4. That the amount due to the applicant, or the value of the property the possession of which he is entitled to recover, is as much as the sum for which the order is granted above all legal counterclaims. What is the purpose for applying for a writ of preliminary attachment? In case there is a favorable judgment, there is no more writ of execution. Immediately go to sale on attachment. Sale of Attachment A writ of preliminary attachment is applied for, for the purpose of securing the satisfaction of a favorable judgment. Ordinarily how do you satisfy a favorable judgment? By motion for execution under rule 39, Under preliminary attachment go immediately to sale on attachment, because this property is already in custodial egis. What is the principal action? The recovery either real or personal property, the only principal action the preliminary may attach is an action for recovery of real or personal property.
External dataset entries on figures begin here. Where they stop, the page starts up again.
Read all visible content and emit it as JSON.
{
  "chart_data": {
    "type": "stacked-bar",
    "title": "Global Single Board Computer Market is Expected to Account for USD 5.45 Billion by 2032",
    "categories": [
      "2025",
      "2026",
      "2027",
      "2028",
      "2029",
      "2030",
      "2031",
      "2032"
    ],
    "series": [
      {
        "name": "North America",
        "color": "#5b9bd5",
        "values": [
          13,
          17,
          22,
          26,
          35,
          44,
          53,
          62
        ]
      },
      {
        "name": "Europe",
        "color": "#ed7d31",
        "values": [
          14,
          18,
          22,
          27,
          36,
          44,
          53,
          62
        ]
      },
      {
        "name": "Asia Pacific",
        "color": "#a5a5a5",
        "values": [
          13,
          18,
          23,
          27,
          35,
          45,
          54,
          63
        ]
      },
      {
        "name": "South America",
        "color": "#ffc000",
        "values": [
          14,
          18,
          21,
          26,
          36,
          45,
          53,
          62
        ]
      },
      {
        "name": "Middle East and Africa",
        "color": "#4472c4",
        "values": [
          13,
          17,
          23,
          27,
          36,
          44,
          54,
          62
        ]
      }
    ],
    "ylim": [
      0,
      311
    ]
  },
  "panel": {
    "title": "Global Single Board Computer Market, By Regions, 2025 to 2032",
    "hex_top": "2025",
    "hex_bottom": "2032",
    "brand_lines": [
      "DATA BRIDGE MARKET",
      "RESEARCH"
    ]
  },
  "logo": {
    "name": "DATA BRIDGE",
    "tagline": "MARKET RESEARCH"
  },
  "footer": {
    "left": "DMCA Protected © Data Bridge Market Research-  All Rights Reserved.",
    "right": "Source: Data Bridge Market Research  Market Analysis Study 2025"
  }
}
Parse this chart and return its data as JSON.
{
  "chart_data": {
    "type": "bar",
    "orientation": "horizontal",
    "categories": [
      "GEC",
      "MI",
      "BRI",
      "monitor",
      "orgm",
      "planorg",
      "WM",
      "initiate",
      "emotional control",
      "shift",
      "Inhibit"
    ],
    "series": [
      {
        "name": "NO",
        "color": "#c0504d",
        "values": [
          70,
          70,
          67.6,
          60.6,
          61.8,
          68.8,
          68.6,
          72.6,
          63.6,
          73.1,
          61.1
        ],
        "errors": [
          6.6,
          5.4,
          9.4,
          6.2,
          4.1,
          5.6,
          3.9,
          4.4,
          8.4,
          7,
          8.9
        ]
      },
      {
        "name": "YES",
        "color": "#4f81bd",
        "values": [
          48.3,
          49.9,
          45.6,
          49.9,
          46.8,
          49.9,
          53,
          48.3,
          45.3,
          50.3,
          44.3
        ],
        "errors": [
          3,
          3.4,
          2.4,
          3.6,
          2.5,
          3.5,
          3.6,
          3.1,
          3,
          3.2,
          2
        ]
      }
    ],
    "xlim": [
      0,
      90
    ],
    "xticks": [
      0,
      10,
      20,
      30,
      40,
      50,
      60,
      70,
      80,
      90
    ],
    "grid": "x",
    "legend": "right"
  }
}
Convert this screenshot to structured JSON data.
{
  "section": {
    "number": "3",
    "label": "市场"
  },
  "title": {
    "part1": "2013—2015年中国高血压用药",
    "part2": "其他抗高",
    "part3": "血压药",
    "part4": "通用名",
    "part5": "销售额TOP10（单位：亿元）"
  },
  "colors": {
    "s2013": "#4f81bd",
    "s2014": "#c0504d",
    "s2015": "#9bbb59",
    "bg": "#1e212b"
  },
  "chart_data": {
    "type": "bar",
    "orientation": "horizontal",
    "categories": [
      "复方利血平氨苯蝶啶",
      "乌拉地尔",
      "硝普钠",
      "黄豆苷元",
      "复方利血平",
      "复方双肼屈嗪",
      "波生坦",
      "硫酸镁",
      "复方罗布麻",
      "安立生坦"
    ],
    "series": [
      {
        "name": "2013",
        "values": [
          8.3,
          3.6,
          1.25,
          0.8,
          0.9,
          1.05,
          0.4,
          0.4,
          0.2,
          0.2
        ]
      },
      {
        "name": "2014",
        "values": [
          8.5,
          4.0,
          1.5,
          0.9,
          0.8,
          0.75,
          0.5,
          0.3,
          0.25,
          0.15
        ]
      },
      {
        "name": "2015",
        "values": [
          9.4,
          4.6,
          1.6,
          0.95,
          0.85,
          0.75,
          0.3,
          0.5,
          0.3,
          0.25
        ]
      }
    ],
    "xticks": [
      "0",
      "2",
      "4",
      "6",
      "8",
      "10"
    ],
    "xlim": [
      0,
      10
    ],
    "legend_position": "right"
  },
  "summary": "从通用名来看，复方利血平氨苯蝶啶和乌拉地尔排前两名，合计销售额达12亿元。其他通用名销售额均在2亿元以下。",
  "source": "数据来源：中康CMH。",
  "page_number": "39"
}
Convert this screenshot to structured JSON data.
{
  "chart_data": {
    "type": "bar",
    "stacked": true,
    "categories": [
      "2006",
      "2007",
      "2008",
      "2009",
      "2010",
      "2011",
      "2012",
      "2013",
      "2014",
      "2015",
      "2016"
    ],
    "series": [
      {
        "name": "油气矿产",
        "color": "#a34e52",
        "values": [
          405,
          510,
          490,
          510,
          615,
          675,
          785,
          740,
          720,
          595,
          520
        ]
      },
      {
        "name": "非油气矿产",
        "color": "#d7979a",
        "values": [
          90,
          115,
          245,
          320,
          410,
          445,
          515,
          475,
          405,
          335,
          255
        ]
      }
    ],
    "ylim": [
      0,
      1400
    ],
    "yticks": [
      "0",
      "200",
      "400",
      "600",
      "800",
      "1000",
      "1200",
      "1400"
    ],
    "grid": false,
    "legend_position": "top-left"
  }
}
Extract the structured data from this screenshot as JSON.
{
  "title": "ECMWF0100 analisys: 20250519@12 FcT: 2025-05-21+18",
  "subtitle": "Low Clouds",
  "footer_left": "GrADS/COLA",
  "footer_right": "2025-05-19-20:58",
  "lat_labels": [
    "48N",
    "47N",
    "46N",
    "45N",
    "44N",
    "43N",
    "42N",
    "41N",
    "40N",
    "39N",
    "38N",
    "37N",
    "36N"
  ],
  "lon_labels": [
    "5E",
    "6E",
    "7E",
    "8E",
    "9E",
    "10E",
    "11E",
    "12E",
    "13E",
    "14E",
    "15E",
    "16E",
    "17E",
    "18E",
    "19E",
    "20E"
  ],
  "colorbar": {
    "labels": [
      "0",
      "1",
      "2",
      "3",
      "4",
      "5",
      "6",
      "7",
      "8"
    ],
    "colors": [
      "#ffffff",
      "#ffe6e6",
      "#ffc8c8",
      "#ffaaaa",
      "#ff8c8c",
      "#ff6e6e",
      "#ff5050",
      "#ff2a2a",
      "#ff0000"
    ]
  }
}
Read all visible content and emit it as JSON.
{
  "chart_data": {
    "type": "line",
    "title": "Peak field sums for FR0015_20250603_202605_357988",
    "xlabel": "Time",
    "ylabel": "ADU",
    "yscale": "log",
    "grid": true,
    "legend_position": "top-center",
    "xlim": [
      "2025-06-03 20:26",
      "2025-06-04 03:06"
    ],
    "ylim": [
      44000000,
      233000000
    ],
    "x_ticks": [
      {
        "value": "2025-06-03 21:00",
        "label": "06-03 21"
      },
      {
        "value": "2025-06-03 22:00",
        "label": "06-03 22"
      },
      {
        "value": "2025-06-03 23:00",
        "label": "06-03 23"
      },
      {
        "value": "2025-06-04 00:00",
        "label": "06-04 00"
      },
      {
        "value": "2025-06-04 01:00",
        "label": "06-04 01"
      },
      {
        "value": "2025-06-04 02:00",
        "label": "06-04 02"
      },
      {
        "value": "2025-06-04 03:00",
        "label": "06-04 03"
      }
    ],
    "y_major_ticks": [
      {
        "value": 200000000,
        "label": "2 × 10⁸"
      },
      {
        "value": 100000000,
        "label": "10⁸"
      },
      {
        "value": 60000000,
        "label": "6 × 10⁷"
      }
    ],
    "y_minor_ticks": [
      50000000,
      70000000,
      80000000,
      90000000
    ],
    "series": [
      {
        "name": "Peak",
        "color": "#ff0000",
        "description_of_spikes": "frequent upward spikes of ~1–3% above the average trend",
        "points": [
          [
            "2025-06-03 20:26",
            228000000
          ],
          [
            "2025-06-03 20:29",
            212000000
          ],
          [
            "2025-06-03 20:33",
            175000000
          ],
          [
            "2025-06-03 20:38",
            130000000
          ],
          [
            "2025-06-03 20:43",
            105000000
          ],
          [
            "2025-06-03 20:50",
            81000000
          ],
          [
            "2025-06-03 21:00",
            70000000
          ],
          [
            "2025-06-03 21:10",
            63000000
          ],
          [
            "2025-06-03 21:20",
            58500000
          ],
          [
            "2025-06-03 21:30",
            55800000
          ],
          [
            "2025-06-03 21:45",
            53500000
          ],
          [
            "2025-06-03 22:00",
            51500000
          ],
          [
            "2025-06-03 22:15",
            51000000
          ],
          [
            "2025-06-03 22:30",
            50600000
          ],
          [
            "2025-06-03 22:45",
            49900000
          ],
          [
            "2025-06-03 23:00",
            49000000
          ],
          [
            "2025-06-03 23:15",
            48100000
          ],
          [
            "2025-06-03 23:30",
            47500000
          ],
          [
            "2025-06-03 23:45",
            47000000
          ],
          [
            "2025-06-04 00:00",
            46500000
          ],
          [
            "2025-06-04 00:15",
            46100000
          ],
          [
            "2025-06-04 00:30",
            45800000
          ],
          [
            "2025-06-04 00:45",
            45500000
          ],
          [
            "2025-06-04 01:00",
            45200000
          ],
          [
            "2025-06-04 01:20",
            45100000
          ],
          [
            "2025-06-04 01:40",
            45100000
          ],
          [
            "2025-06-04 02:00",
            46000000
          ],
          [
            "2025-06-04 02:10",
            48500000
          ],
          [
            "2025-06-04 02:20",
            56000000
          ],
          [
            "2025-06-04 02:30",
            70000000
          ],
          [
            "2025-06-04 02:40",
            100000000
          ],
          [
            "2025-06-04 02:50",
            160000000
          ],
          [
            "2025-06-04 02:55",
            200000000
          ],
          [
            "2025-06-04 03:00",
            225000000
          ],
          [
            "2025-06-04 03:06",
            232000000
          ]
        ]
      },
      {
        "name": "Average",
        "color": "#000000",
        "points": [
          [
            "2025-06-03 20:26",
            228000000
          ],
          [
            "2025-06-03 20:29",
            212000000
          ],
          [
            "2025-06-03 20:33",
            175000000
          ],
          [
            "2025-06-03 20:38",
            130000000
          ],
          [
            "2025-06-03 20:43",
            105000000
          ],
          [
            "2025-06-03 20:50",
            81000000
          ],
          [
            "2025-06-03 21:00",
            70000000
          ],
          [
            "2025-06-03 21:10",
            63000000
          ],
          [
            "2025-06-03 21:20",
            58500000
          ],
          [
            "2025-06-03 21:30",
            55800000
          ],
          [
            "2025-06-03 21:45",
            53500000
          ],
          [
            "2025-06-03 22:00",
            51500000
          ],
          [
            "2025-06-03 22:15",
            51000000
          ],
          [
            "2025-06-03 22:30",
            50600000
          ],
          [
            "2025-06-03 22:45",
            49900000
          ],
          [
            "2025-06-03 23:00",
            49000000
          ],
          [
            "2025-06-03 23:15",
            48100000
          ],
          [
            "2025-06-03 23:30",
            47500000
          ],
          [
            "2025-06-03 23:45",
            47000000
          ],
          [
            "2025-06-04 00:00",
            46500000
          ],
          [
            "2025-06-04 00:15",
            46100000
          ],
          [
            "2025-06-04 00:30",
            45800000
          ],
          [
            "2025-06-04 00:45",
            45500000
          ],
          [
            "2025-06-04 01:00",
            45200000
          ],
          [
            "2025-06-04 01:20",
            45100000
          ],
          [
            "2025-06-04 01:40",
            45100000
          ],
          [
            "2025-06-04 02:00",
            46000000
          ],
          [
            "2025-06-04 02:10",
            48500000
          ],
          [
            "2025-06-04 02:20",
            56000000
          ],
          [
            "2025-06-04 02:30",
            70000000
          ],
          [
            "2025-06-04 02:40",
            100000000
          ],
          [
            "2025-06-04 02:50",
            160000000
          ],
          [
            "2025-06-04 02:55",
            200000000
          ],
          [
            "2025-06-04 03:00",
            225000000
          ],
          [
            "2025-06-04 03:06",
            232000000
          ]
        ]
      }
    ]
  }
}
A files a case against B for recovery a sum of money in the amount of 20M. A may apply for a writ of preliminary attachment , property of B for the purpose to secure the favorable judgment. Can you always apply for preliminary attachment? No there are requirements. 1. There must be a valid cause of action 2. There must be a valid ground (Section 1 Rule 57) 3. There must be no other security That the amount due to the applicant, or the value of the property the possession of which he is entitled to recover, is as much as the sum for which the order is granted above all legal counterclaims. What is the other purpose aside to secure the satisfaction of a favorable judgment? To enable the court to acquire jurisdiction over the RES of the action.

It is not necessary to acquire jurisdiction to the RES but since the court has no jurisdiction over the person of the defendant, then you convert the action quasi in rem. When the action is converted into an action quasi in rem, then the court does not have to acquire jurisdiction over the person of the defendant the case can continue. The limitation is that when you have a favorable judgment you are limited only to the RES, you cannot go beyond that. If you are able to attach the property because it is a personal action there must be summons, you cannot apply publication, so you have to attach the property. The common denominator is Fraud except paragraph 6. Ground for Preliminary Attachment 1. An action for specified amount of money or damages other than moral and exemplary on a cause of action arising from law, contract, quasi contract, delict or quasi delict against a party who is about to depart from the Philippines with intent to defraud his creditors 2. An action for money or property embezzled or fraudulently misapplied or converted to his own use by a public officer or an officer of a corporation or an attorney, factor, broker, agent or clerk, in the course of his employment as such or by any other person in a fiduciary capacity or a willful fiduciary capacity or a willful violation of duty. 3.